Melodrama—always a feature of Gothic writing—is par for the course, and Darcy’s illustrative style is wonderfully melodramatic. She achieves this not just from the plots of her stories, but also from drawings that often seem cluttered, cramped, and too compact to read. For those not familiar with her work, it can seem quite off-putting and difficult. As the series developed, her style became cleaner, but the more clear style never came at the expense of her storytelling; the later stories are just as intense as her earliest, if not more so.
Although a fantasy land, there’s something intensely personal and attractive about the world of Meat Cake, characteristics that makes Dame Darcy’s stories quite palpable. Moments of levity, such as when she offers up a test to see if your doll is possessed, or the story of her double-egg yolk spell, are lighter moments, but tempered with the heavier fare, makes it all feel quite real. Personal touches, such as her movie reviews and tour diaries, as well as interpretation of classic stories and bluegrass songs, help to tether Meat Cake back to the tangible world we inhabit, while firmly establishing Darcy within the annals of the literature Meat Cake admires. Thus, one walks away feeling as if they’ve experienced something quite anachronistic—and Meat Cake most certainly is an anachronism.
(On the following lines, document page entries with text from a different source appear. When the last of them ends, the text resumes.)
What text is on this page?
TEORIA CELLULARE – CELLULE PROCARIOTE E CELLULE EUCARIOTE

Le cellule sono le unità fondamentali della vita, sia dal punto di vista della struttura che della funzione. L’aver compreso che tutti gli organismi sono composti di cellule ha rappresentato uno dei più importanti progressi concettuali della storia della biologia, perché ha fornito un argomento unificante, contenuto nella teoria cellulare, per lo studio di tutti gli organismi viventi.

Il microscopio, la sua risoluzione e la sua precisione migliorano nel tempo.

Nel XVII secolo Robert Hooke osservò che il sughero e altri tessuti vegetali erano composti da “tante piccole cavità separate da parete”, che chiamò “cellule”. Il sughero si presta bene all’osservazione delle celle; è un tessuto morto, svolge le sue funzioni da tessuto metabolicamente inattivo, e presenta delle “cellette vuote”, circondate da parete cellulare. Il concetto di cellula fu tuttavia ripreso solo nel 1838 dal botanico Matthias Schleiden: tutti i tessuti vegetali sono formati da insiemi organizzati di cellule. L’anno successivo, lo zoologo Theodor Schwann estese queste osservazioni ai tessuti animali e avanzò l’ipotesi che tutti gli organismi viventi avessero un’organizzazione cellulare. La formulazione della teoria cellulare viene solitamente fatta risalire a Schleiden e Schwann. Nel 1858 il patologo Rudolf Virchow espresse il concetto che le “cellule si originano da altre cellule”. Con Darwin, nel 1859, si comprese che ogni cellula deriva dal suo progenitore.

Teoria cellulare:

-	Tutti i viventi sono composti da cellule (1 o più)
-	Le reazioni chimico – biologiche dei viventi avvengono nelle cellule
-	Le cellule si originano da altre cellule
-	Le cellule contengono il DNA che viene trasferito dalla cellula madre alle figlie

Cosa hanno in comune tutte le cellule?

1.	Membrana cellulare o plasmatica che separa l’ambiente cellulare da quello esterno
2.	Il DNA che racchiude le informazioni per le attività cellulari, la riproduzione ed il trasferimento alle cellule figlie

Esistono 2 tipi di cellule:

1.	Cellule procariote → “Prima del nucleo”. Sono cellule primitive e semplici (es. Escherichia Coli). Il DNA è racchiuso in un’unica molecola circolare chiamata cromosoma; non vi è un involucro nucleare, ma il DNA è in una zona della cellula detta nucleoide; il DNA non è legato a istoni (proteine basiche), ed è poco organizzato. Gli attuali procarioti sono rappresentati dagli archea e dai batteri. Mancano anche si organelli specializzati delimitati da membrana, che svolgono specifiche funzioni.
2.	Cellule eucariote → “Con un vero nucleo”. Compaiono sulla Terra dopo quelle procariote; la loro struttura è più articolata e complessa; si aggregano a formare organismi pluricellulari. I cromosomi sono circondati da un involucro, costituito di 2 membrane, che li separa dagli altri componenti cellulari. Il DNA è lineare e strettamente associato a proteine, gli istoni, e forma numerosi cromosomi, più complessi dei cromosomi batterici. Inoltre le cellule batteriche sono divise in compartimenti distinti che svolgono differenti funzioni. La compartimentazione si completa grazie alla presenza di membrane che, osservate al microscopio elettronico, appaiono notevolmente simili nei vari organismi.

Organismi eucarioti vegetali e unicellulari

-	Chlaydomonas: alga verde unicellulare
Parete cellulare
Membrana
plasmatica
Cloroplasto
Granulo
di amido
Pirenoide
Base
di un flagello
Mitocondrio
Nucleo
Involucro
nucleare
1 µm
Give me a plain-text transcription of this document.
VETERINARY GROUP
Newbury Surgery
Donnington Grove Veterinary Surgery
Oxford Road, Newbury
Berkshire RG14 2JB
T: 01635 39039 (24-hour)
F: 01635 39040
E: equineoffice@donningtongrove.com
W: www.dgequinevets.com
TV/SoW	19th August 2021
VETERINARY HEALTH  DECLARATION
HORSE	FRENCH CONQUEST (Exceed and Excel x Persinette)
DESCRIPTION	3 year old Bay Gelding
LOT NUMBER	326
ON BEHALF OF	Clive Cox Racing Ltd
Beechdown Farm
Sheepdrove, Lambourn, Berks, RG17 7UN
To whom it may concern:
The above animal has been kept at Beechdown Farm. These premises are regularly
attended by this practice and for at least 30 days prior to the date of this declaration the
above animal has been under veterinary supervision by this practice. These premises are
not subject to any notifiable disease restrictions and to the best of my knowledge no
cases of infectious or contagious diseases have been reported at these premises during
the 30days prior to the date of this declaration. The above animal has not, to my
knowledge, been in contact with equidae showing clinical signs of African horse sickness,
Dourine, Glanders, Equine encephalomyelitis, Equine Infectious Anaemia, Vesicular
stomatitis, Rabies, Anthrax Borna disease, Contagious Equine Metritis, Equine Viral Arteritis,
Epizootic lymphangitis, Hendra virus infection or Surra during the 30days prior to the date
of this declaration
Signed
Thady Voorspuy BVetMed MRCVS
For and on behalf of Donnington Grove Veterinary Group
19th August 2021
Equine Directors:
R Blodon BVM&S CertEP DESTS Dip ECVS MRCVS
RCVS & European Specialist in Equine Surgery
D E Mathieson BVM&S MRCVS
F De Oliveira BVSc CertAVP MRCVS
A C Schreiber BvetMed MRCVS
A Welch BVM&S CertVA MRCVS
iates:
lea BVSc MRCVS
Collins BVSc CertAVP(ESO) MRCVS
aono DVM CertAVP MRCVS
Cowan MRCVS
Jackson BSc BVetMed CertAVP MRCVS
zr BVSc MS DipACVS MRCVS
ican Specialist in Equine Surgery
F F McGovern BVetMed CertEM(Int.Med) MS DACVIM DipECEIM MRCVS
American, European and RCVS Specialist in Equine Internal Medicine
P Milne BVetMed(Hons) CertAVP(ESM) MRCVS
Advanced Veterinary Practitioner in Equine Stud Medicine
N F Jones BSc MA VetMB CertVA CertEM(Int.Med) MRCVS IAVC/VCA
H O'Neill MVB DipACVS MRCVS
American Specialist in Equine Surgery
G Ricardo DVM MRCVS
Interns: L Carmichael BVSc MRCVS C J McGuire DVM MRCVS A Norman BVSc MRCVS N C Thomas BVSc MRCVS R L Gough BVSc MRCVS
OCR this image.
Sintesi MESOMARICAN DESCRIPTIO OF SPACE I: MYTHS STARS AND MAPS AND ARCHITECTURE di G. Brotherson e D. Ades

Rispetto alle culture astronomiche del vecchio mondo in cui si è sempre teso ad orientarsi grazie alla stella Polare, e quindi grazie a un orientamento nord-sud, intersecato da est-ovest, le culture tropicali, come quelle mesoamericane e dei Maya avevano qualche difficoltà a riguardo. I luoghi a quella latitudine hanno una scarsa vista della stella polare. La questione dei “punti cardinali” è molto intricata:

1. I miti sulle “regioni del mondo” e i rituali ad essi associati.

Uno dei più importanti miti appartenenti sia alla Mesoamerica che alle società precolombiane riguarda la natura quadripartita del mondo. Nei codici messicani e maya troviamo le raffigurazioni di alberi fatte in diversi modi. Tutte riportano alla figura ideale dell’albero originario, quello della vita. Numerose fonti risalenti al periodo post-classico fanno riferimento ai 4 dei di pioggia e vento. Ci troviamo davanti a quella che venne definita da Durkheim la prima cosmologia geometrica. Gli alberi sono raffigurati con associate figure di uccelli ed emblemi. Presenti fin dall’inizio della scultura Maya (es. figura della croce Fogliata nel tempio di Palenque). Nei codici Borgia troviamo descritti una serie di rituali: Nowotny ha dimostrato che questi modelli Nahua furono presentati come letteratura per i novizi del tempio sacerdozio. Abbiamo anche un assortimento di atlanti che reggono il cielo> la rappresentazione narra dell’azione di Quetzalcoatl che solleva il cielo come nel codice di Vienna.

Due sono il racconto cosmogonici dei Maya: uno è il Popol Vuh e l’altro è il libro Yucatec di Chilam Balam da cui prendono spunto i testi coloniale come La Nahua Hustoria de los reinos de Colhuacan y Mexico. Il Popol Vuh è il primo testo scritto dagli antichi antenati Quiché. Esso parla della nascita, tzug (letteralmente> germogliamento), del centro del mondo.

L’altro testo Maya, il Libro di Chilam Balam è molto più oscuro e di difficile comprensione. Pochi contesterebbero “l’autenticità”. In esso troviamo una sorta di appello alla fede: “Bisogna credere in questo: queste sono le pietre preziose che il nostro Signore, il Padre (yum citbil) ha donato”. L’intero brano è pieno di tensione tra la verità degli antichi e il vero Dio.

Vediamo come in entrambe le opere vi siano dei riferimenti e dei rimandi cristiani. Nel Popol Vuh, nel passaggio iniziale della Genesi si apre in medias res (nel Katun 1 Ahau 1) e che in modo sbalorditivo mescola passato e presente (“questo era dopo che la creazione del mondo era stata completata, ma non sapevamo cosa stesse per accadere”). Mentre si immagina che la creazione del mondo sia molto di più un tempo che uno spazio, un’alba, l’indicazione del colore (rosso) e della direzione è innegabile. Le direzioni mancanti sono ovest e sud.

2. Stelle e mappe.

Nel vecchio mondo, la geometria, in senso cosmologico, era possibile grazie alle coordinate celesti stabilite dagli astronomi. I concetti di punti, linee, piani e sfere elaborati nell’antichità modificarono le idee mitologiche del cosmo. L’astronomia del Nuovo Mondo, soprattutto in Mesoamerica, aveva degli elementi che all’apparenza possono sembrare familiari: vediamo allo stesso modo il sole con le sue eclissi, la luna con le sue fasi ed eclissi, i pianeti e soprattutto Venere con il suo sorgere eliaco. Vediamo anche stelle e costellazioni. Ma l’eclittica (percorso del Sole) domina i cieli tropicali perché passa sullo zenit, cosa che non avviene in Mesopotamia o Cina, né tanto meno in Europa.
Meat Cake isn’t for everyone; it is complex, sophisticated literature that quickly established itself as demanding patience of its readers, yet rewarding for those who could appreciate and keep up with Dame Darcy’s style. As the Meat Cake world ages, it rewards the reader with a land that is truly unique and compelling, and though Darcy shut the doors to Meat Cake, this collection of curiosities satisfies and intrigues the reader; even after twenty years, I still find myself attracted and confounded by Darcy’s strange, bizarre, and compelling weird world.